Washington’s new proposal for reviving Middle East talks was presented to Israel’s Cabinet.

Washington’s new proposal for reviving Middle East talks was presented to Israel’s Cabinet.

The plan rests on the bold expectation that Israelis and Palestinians will be able to sketch a border between them in three months.

That is the period the plan sets aside for a one-time extension of a ban on new construction in West Bank settlements.

The proposal was worked out in a seven-hour meeting last week in New York between prime minister Benjamin Netanyahu and US secretary of state Hillary Clinton.

US officials said Mr Netanyahu told the administration that he supports the plan and will try to win approval from his cabinet.

But commentators said 90 days seemed to be a very short time to achieve what Israeli and Palestinian negotiators had failed to do in nearly two decades of intermittent talks, particularly since the current gaps between Mr Netanyahu and Palestinian president Mahmoud Abbas are much wider than those in previous rounds.

The “borders first” approach could help defuse the dispute over Israeli settlement expansion, which derailed negotiations just three weeks after they were launched in Washington in early September.

A border deal, even in rough outlines, could delineate which areas Israel could expect to keep in a final peace deal and where it would thus be free to keep building homes for Jews.

But the Palestinians have said they will not negotiate without a settlement curb. If three months of talks end without real progress on borders and there is no prospect of extending the freeze, US mediation would appear in grave jeopardy.

Yet the Obama administration believes it is the best way forward as it thinks the gaps on territory are not insurmountable, according to a US official who spoke on condition of anonymity due to the delicacy of the diplomacy.

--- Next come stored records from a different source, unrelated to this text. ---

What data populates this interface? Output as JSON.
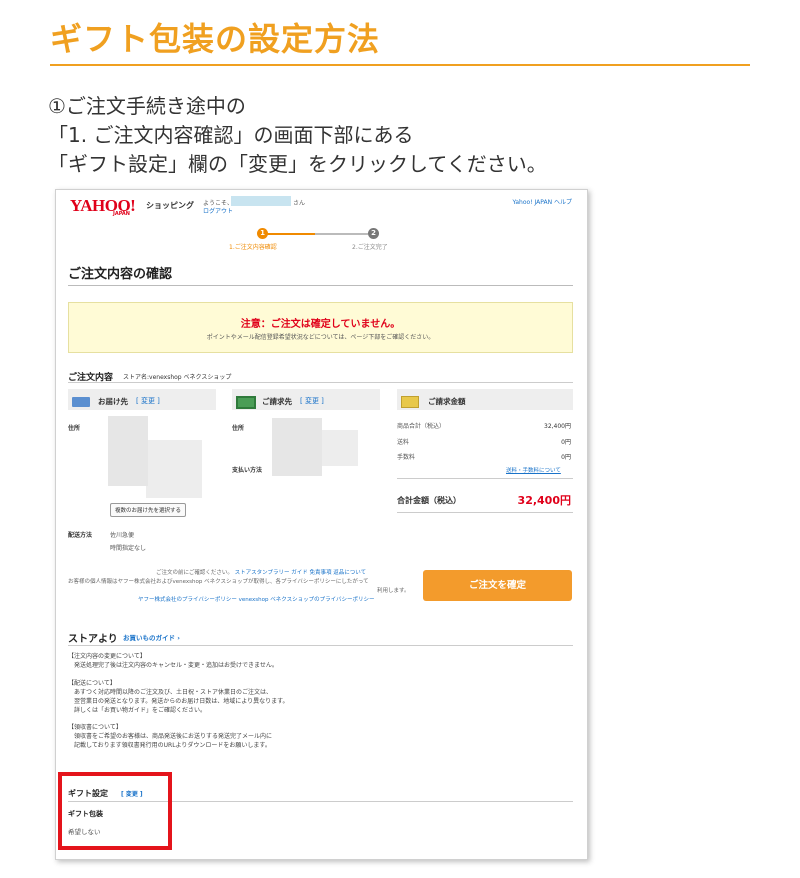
{
  "guide": {
    "title": "ギフト包装の設定方法",
    "instruction_lines": [
      "①ご注文手続き途中の",
      "「1. ご注文内容確認」の画面下部にある",
      "「ギフト設定」欄の「変更」をクリックしてください。"
    ]
  },
  "screenshot": {
    "header": {
      "logo_text": "YAHOO!",
      "logo_sub": "JAPAN",
      "service": "ショッピング",
      "welcome_prefix": "ようこそ、",
      "welcome_suffix": "さん",
      "logout": "ログアウト",
      "links": "Yahoo! JAPAN  ヘルプ"
    },
    "steps": [
      {
        "number": "1",
        "label": "1.ご注文内容確認",
        "active": true
      },
      {
        "number": "2",
        "label": "2.ご注文完了",
        "active": false
      }
    ],
    "page_heading": "ご注文内容の確認",
    "notice": {
      "main": "注意：ご注文は確定していません。",
      "sub": "ポイントやメール配信登録希望状況などについては、ページ下部をご確認ください。"
    },
    "order": {
      "heading": "ご注文内容",
      "store": "ストア名:venexshop ベネクスショップ"
    },
    "delivery": {
      "title": "お届け先",
      "change": "[ 変更 ]",
      "address_label": "住所",
      "multi_address_button": "複数のお届け先を選択する",
      "method_label": "配送方法",
      "method_value": "佐川急便",
      "time_value": "時間指定なし"
    },
    "billing": {
      "title": "ご請求先",
      "change": "[ 変更 ]",
      "address_label": "住所",
      "payment_label": "支払い方法"
    },
    "amount": {
      "title": "ご請求金額",
      "rows": [
        {
          "label": "商品合計（税込）",
          "value": "32,400円"
        },
        {
          "label": "送料",
          "value": "0円"
        },
        {
          "label": "手数料",
          "value": "0円"
        }
      ],
      "fee_link": "送料・手数料について",
      "total_label": "合計金額（税込）",
      "total_value": "32,400円"
    },
    "privacy": {
      "line1_text": "ご注文の前にご確認ください。",
      "line1_links": "ストアスタンプラリー ガイド  免責事項  返品について",
      "line2": "お客様の個人情報はヤフー株式会社およびvenexshop ベネクスショップが取得し、各プライバシーポリシーにしたがって",
      "line3": "利用します。",
      "line4_links": "ヤフー株式会社のプライバシーポリシー   venexshop ベネクスショップのプライバシーポリシー"
    },
    "confirm_button": "ご注文を確定",
    "store_section": {
      "heading": "ストアより",
      "guide_link": "お買いものガイド ›",
      "notes": [
        [
          "【注文内容の変更について】",
          "発送処理完了後は注文内容のキャンセル・変更・追加はお受けできません。"
        ],
        [
          "【配送について】",
          "あすつく対応時間以降のご注文及び、土日祝・ストア休業日のご注文は、",
          "翌営業日の発送となります。発送からのお届け日数は、地域により異なります。",
          "詳しくは「お買い物ガイド」をご確認ください。"
        ],
        [
          "【領収書について】",
          "領収書をご希望のお客様は、商品発送後にお送りする発送完了メール内に",
          "記載しております領収書発行用のURLよりダウンロードをお願いします。"
        ]
      ]
    },
    "gift": {
      "heading": "ギフト設定",
      "change": "[ 変更 ]",
      "wrap_label": "ギフト包装",
      "wrap_value": "希望しない"
    }
  },
  "colors": {
    "accent": "#f0a020",
    "yahoo_red": "#e0001a",
    "confirm_button": "#f39b2c",
    "highlight": "#e4141b",
    "link": "#1a73c9"
  }
}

The administration believes that enough progress can be made on borders to keep the Palestinians invested in the talks, even if no final border deal is reached in three months.

Under the US plan, Mr Netanyahu would agree to a 90-day ban on housing construction in West Bank settlements, but not in east Jerusalem, the Palestinians’ hoped-for capital.

Mr Obama praised the Israeli leader for considering another slowdown. “I commend Prime Minister Netanyahu for taking, I think, a very constructive step,” he said. “It’s not easy for him to do, but I think its a signal that he is serious,” he told reporters on his plane heading home to Washington from Asia.

A previous 10-month moratorium in the West Bank expired on September 26, and Israeli settlers have since resumed construction at an accelerated pace, all but making up for past restrictions, according to new figures released yesterday by the Israeli settlement watchdog Peace Now.